中央アルプスと南アルプスの間に位置し、関東圏や中京圏からアクセスしやすい割にあまり知られていないルートも多く、通好みなのが中南信。厳しい自然環境や、そこに住む人たちの営みと歴史を肌で感じ取ってもらいたい。
report●櫻井伸樹
名峰に囲まれた山深いエリア 歴史と自然と走りを存分に
御嶽(おんたけ)の麓を目指しているといつの間にかスキー場の中を走っていた。それまで樹林帯にいたはずなのに急に景色が開け、まっすぐに山へと伸びるリフトの下を、右に左に車体を傾けながら走る。なかなか走りがいのあるワインディングだ。次々に迫りくるコーナーをやり過ごした所でバイクを止め、眼下を振り返るとそこには今走ってきた道が、のたうつ大蛇のように横たわっていた。いくつもヘアピンが重なる様子は、まるでどこかのサーキットのようじゃないか。御嶽スカイラインは御嶽湖から田ノ原天然公園まで僅か20㎞ほどのピストン道路だが、このサーキット風の景観が実に面白い。ツーリングの聖地、信州にありながら、まだまだ知られていないマニアックな道だ。

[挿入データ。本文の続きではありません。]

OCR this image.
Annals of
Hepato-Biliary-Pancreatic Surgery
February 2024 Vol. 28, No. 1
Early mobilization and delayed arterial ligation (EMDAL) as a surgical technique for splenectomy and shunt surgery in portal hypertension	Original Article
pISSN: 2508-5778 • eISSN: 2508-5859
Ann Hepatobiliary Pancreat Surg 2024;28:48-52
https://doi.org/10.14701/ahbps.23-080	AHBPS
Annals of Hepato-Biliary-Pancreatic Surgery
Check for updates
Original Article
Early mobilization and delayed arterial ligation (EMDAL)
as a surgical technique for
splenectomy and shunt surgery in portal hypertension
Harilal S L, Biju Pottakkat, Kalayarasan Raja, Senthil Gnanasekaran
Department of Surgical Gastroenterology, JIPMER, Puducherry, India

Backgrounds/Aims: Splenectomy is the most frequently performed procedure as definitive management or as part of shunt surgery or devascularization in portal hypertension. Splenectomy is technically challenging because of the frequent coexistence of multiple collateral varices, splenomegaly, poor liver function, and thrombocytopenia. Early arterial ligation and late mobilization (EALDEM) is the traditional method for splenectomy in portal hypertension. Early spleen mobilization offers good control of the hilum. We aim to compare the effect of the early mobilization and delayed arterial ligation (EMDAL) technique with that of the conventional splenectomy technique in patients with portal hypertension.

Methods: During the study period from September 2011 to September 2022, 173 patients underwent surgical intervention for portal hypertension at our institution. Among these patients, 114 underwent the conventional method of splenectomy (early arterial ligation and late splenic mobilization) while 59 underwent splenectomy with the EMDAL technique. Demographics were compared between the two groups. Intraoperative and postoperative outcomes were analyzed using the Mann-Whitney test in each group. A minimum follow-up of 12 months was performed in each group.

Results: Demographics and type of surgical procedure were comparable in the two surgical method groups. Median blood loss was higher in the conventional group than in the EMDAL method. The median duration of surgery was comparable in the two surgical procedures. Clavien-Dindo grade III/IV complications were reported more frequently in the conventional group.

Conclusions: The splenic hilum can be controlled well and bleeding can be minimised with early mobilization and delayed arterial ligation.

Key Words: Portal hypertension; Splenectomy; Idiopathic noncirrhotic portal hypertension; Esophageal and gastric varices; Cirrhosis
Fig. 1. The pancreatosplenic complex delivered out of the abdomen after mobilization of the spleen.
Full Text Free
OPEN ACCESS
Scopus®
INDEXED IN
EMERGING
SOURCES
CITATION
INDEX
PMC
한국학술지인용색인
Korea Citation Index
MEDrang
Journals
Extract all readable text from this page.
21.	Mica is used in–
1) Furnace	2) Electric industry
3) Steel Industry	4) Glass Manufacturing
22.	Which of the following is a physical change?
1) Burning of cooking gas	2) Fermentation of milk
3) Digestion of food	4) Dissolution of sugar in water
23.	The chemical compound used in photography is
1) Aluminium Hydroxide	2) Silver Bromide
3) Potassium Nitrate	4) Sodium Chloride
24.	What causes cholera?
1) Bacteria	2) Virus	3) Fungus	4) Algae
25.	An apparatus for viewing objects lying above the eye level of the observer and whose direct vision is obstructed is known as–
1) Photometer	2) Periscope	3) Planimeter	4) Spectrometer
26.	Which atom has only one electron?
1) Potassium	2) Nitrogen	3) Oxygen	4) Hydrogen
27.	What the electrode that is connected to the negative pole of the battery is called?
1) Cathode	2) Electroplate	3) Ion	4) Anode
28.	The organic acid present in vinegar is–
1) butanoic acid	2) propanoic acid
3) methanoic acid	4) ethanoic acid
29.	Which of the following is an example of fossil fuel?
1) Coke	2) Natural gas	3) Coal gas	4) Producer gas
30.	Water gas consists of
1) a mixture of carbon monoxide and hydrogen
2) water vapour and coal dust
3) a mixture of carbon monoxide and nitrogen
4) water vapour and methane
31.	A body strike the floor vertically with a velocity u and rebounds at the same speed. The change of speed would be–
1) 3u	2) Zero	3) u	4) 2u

急峻な土地に息づく人々の営みが非日常的ながらも懐かしさを感じさせる
延々と深い谷間の国道を走り、そこからさらに狭い村道を行く。コーナーを曲がるたびに山からの清水に慌て、時には猿や鹿に驚かされ、やっとのことでその集落にたどり着いた。
駐車場にバイクを止め、看板を頼りに杉林の中を歩く。普段の運動不足を反省しつつ、少し汗ばんできた頃、展望台に到着した。
深い谷をのぞき込むと、山の稜線(りょうせん)にへばりついた小さな集落が一望できる。その斜面には家々をつなぐように道が蛇行し、いかにそこが急峻(きゅうしゅん)であるかが、手に取るように分かった。
日本のチロルとも呼ばれる「下栗の里」の風景は、険しい土地と気候の中で、人々が健気に営みを築いてきた賜物だ。地元の方がこの景色を知ってもらいたいと山道を整備し、展望台を作った。
今ではそれが認知され、多くの観光客が訪れるようになった。この景色は大自然の雄大さというよりも、そこで暮らす人々の情景に、郷愁や懐かしさを覚える、といった方が適切かもしれない。
日本人なら誰もがいとおしいと思えるこの貴重な風景は、信州ツーリングを語るうえでは絶対に外せない。
谷を想ふ
中南信エリアの核となるのは「伊那谷」と「木曽谷」のふたつの深い谷。これらは南アルプスと中央アルプスに挟まれた地域だけに、信州の中でも山深いのが特徴だ。特に南アルプスの西側を南北に走る国道152号は、北端の茅野市から南端の静岡県浜松市まで延々と深い谷間を走る国道で、道沿いで日没を迎えたら不安になるほど。
その一方で木曽谷は「中山道」という歴史街道であるため、奈良井や妻籠(つまご)、馬籠(まごめ)など宿場が多く活気もある。
また開田高原や、御岳ブルーライン、倉越パノラマライン、御岳スカイラインなど走りを堪能できるスポットも充実している。いずれにしても中央・南アルプス、御嶽といった名峰が周囲を囲んでいるので、山を上がれば自分だけの絶景地を見付けることができるだろう。
中南信エリアは急峻な土地が多く、空を見上げれば山々に切り取られた、キャンパスのような空が目に入る。
東信、北信と併せて中南信を走り、長野県を存分に楽しんでほしい。
走る・見る・食べるの全てが同時に味わえる信州に、是非足を運んでみてはいかがだろうか。
●御岳ブルーライン、倉越パノラマライン、御岳スカイライン、霊峰ラインのいずれも4月28日(日)に冬期閉鎖の解除を予定している。開通式の予定は特にない。